Action (learning by doing and experiencing) is a key component in constructivist models of education, including the kind of teaching and learning common to all IB programmes. Service, as a subset of action, has always been a shared value of the IB community. IB learners strive to be caring members of the community who demonstrate a personal commitment to service, and act to make a positive difference to the lives of others and to the environment. IB World Schools value service with others as an important way to engage in principled action across a range of overlapping local and global communities. Through responsible action, tightly connected with sustained inquiry and critical reflection, young people and adults can develop the kinds of attributes described by the learner profile that are essential for success in future academic pursuits and for adult life .
Service requires that students are able to build authentic connections between what they learn in the classroom and what they encounter in the community.
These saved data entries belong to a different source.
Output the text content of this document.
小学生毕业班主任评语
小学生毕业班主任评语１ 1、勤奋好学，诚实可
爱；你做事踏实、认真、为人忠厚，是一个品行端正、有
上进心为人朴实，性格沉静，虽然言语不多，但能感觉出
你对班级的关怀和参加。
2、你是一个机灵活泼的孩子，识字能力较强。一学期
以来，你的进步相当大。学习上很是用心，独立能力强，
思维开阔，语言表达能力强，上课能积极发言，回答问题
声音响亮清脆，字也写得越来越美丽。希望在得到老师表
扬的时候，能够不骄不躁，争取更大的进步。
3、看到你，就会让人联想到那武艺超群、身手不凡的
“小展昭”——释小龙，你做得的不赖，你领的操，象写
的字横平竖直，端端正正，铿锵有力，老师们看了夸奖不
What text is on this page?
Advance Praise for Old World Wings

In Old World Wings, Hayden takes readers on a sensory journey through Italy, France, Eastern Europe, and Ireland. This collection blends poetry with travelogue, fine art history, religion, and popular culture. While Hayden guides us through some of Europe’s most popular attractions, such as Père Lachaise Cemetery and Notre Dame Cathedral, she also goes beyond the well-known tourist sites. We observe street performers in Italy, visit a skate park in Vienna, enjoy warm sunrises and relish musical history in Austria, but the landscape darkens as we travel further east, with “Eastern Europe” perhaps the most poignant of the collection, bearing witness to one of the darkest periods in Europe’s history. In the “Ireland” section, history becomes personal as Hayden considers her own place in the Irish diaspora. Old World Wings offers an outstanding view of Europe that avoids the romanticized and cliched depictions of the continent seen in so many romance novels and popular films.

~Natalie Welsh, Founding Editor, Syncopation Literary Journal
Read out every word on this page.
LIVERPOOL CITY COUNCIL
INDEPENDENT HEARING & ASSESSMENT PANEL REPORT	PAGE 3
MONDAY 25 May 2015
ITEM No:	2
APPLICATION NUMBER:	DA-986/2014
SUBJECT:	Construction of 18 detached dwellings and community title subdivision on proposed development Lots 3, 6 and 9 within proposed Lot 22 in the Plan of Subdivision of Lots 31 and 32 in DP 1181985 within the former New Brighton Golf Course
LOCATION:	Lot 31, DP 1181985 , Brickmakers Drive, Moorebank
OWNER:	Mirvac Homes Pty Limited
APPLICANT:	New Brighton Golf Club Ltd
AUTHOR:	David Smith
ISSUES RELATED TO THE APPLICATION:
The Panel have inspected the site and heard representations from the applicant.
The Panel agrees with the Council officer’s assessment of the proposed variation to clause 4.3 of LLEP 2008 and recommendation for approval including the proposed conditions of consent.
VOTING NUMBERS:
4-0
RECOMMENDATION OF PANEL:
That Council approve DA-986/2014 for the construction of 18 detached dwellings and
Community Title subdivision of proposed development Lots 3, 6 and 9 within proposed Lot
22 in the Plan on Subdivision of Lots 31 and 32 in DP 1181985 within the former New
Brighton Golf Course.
When connected to classroom learning, the experience of service offers opportunities to apply concepts, both skills and knowledge, as students explore the community in its complexity, gain personal insight, develop existing and new skills, and grow in confidence and responsibility as they become “actors” in the “real world” beyond school.
MYP learning outcomes for service
With appropriate guidance and support, MYP students should, through their engagement with service as
- become more aware of their own strengths and areas for growth
- undertake challenges that develop new skills
- discuss, evaluate and plan student-initiated activities
- persevere in action
- work collaboratively with others
- develop international-mindedness through global engagement, multilingualism and intercultural understanding
- consider the ethical implications of their actions.
These learning outcomes identify the substance of students’ self-reflection on service as action. All of these learning outcomes are closely associated with IB learner profile attributes and ATL skills. Through their participation in service, students can become more confident, self-regulated learners.